Take precautions even if it is a loved one. You are your own keeper. By protecting yourself, you will be protecting others,” he adds.

Nsajju says when travelling in a public or personal vehicle, keep the windows down for good air circulation. This, he says, reduces chances of disease infections. Avoid the handshake like that popular one done after the church service.

Holiday heart hazards
A 2004 study carried out by the American Heart Foundation showed that holiday seasons, especially Christmas, could be hazardous to your health.

In the study which was published in the Circulation: Journal of the American Heart Association, researchers examined records of 53 million deaths from natural causes over 26 years (1973-2001), excluding suicide, homicides and accidents.

They compared the number of deaths reported from December 25 to January 7, with the number of deaths that would have normally been expected at that time of year.

They found that death rates from heart attacks and stroke as well as non-heart-related causes shot up during the holiday season and the percentage of holiday deaths grew over time.

The researchers found that heart-related deaths occurred on December 25, than on any other day of the year, among people who were not in hospital. The second largest number of deaths was on the day after Christmas, and the third-highest peak occurred on New Year’s day.

Health and medication
Although the Christmas excitement may play a role in increasing the risk of heart attack and other ailments, researchers say people tend to put off seeking medical attention during Christmas.

This is a deadly thing to do. So, seek medical advice if you feel unwell. If you are on daily medication, especially for diabetes, antiretroviral therapy, hypertension, asthma or cancer, stock enough medication as pharmacies may be closed.

Indigestion
Do not over eat. Just because there is plenty of food does not mean you should take on a self-appointed role of ensuring nothing goes to waste. While travelling, you may also have to forego that much loved ‘chicken on a stick’ sold by the roadside. “Pack your food or control your appetite,” Nsajju advises.

Diarrhoea
Diarrhoea is a common problem during festive seasons. Eating contaminated, spoilt and stale foods (especially those which are not refrigerated after meals) causes of diarrhoea.

Diarrhoea is sometimes accompanied by cramps, vomiting, headache and fever.
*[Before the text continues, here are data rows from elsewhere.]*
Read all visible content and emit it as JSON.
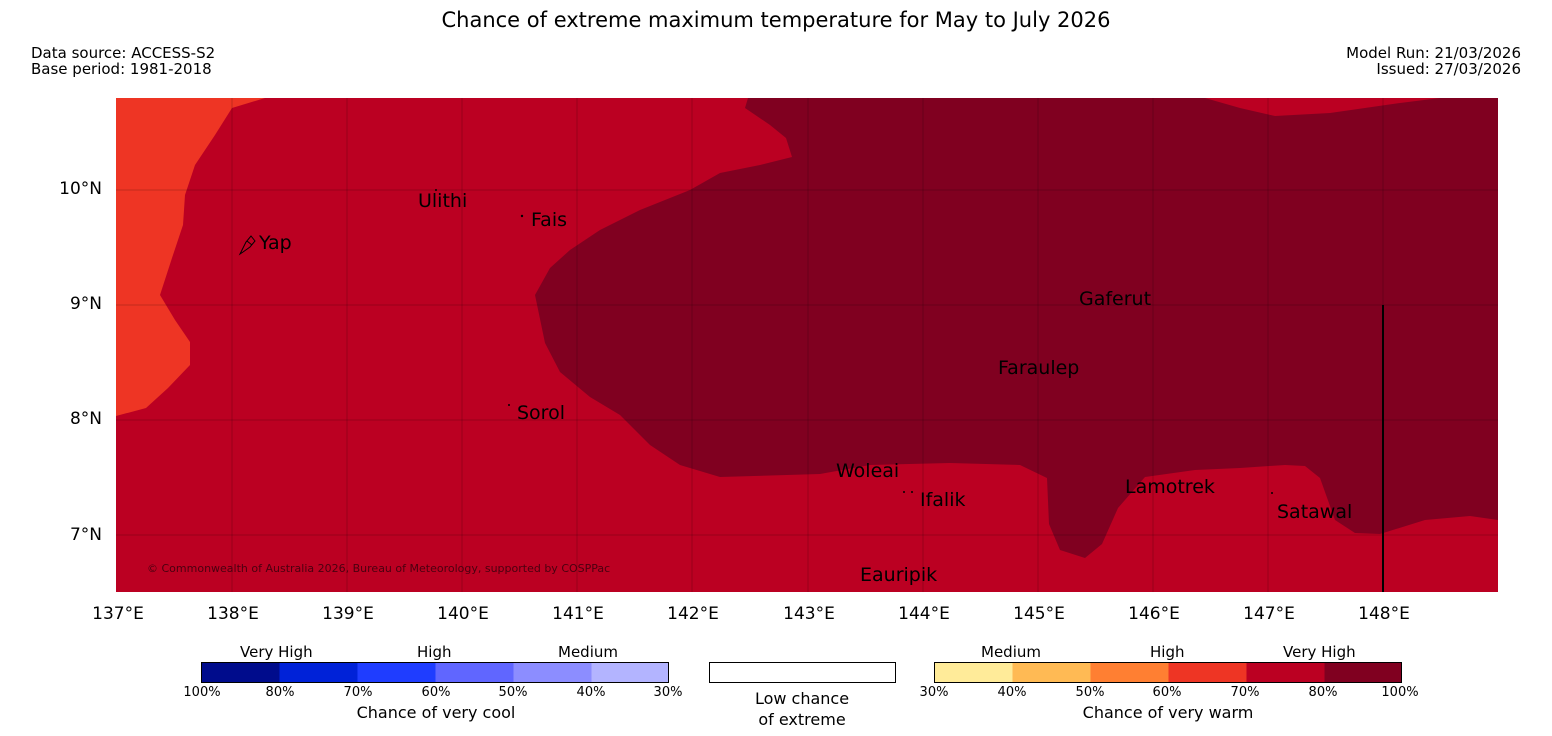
{
  "title": "Chance of extreme maximum temperature for May to July 2026",
  "meta": {
    "data_source": "Data source: ACCESS-S2",
    "base_period": "Base period: 1981-2018",
    "model_run": "Model Run: 21/03/2026",
    "issued": "Issued: 27/03/2026"
  },
  "map": {
    "lat_labels": [
      "10°N",
      "9°N",
      "8°N",
      "7°N"
    ],
    "lon_labels": [
      "137°E",
      "138°E",
      "139°E",
      "140°E",
      "141°E",
      "142°E",
      "143°E",
      "144°E",
      "145°E",
      "146°E",
      "147°E",
      "148°E"
    ],
    "places": [
      "Yap",
      "Ulithi",
      "Fais",
      "Gaferut",
      "Faraulep",
      "Sorol",
      "Woleai",
      "Ifalik",
      "Lamotrek",
      "Satawal",
      "Eauripik"
    ],
    "copyright": "© Commonwealth of Australia 2026, Bureau of Meteorology, supported by COSPPac",
    "colors": {
      "very_warm_60_70": "#ee3524",
      "very_warm_70_80": "#bb0022",
      "very_warm_80_100": "#800020"
    }
  },
  "legend": {
    "cool": {
      "headings": [
        "Very High",
        "High",
        "Medium"
      ],
      "ticks": [
        "100%",
        "80%",
        "70%",
        "60%",
        "50%",
        "40%",
        "30%"
      ],
      "colors": [
        "#000c8c",
        "#0022d8",
        "#1f3dff",
        "#6066ff",
        "#8c8dff",
        "#b3b4ff"
      ],
      "caption": "Chance of very cool"
    },
    "low": {
      "caption_line1": "Low chance",
      "caption_line2": "of extreme"
    },
    "warm": {
      "headings": [
        "Medium",
        "High",
        "Very High"
      ],
      "ticks": [
        "30%",
        "40%",
        "50%",
        "60%",
        "70%",
        "80%",
        "100%"
      ],
      "colors": [
        "#ffeb99",
        "#ffba54",
        "#ff7f32",
        "#ee3524",
        "#bb0022",
        "#800020"
      ],
      "caption": "Chance of very warm"
    }
  }
}
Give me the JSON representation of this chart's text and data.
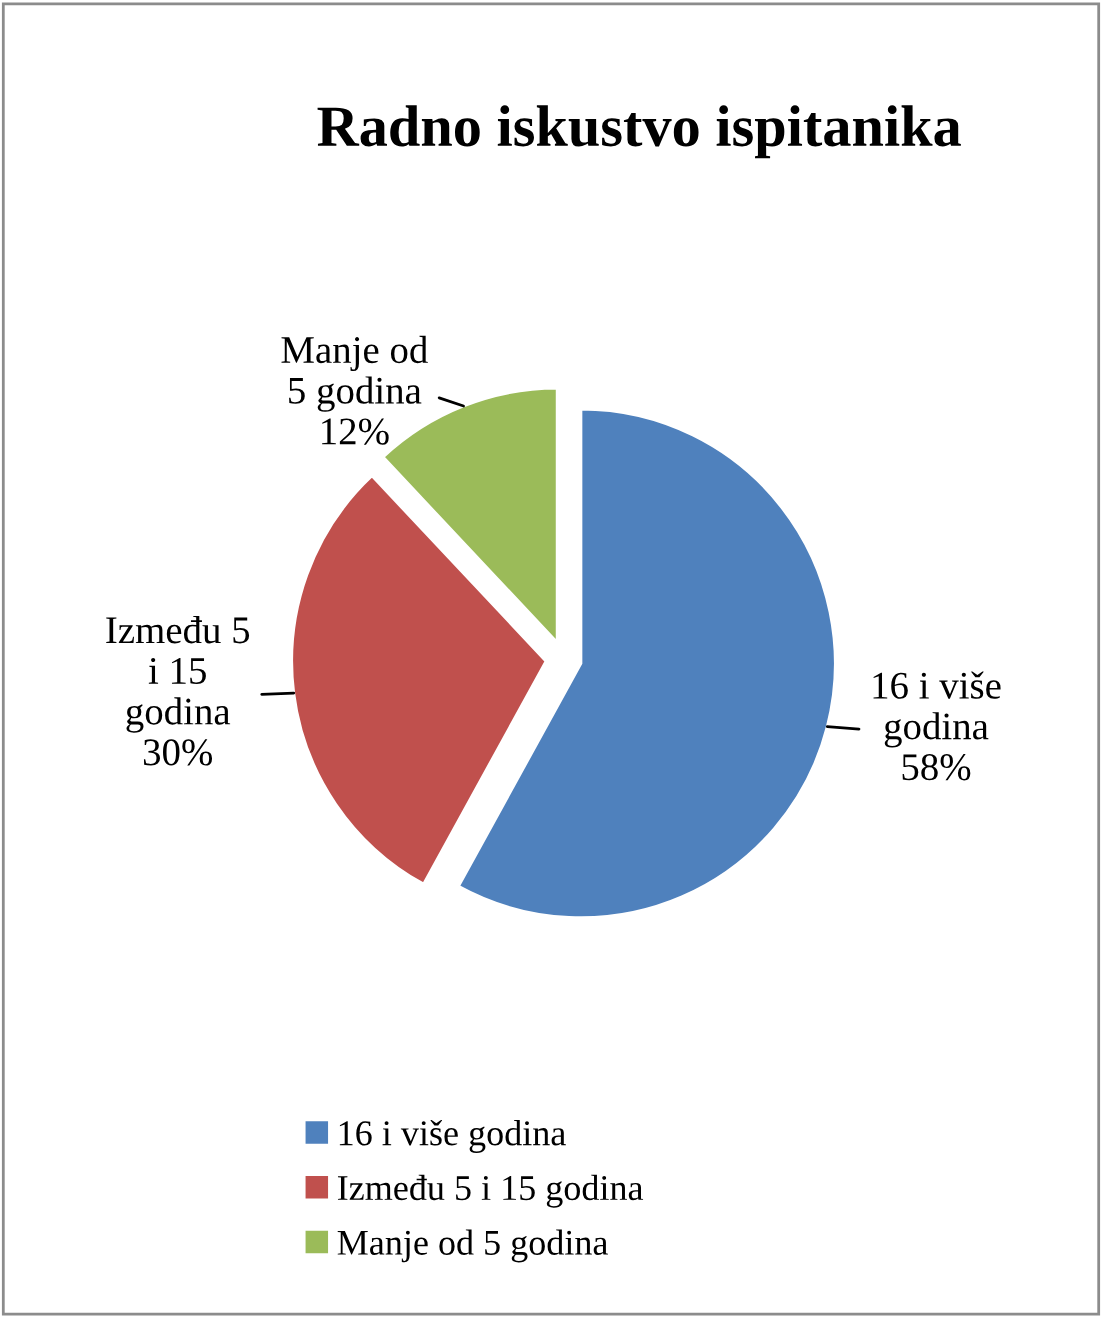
{
  "chart_data": {
    "type": "pie",
    "title": "Radno iskustvo ispitanika",
    "categories": [
      "16 i više godina",
      "Između 5 i 15 godina",
      "Manje od 5 godina"
    ],
    "values": [
      58,
      30,
      12
    ],
    "colors": [
      "#4f81bd",
      "#c0504d",
      "#9bbb59"
    ],
    "value_labels": [
      "58%",
      "30%",
      "12%"
    ],
    "legend": "bottom"
  }
}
But the symptoms may occur even without eating contaminated food.
Proper food handling, dish washing and hand-washing are practices that minimise contamination. When diarrhoea persists for more than two days, go to a hospital.

Christmas Blues?
But while others are celebrating, some are sad. Christmas blues is a form of mild depression known as Seasonal Affective Disorder (SAD). It happens to many normal and healthy people, during the festive season.
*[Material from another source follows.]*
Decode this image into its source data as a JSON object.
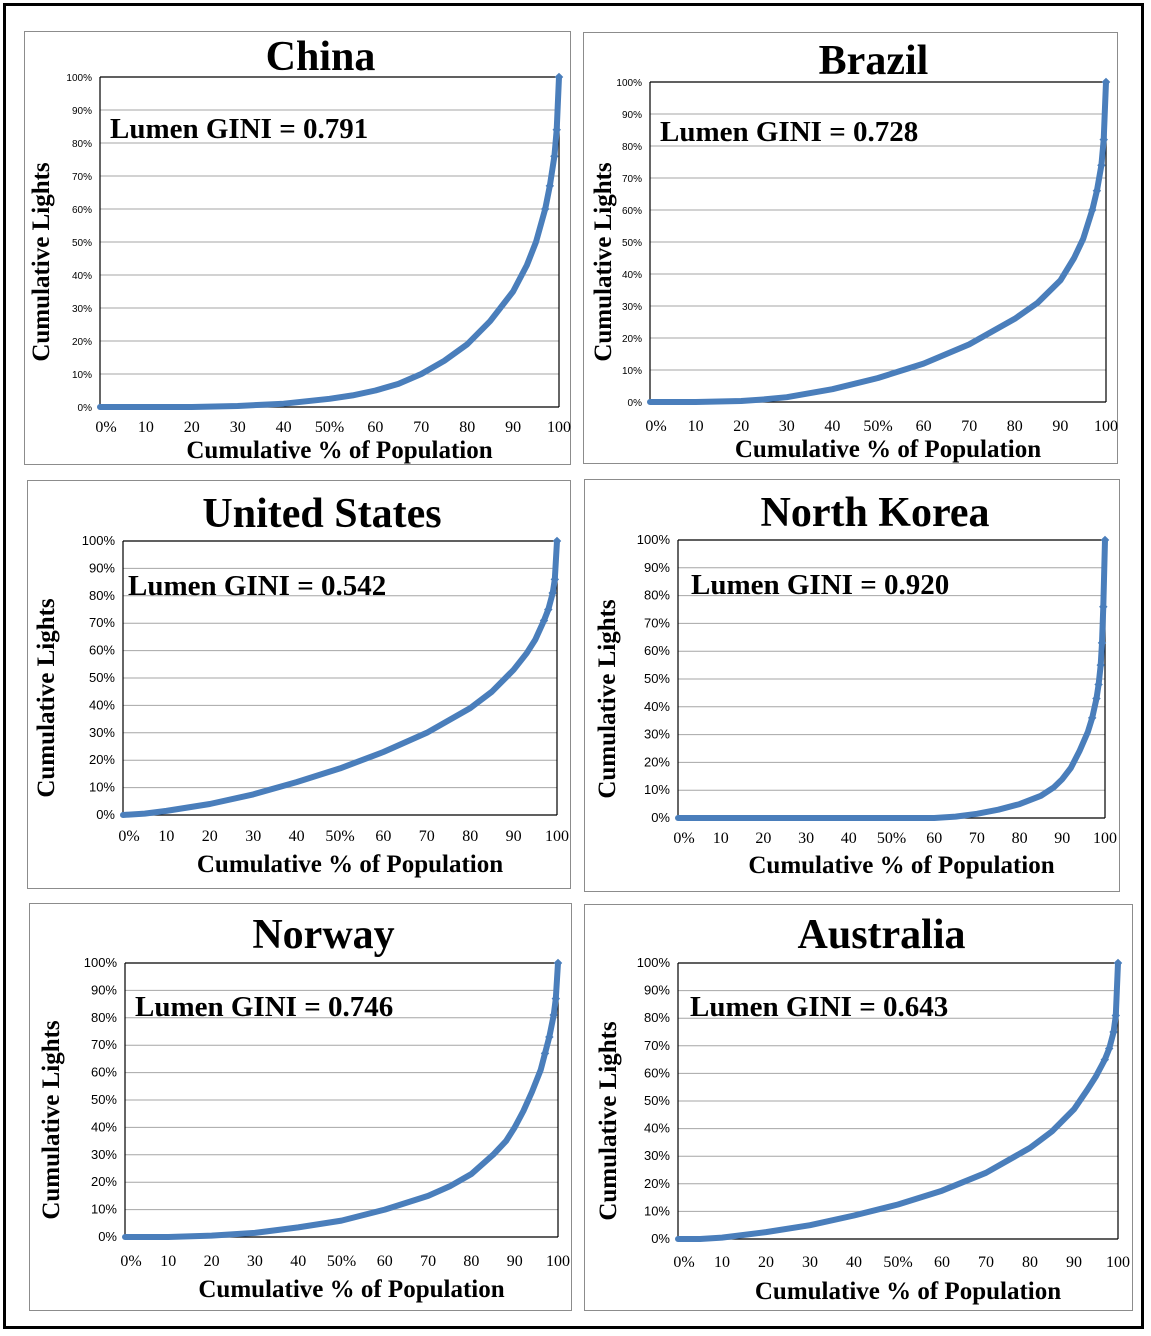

According to psychologists, Christmas brings out, in most of us, our good and better qualities, such as youthfulness, honesty, sincerity, compassion and humanity.

During this season, many become more critical of themselves and their past actions (sins of omission or commission against our parents, siblings or friends, or our less privileged fellow men).

The feeling of guilt is more common, therefore, during this holiday and contributes to the blues. The other common cause of Christmas blues is lack of money during this season; self-pity, panic, hopelessness and helplessness prevail.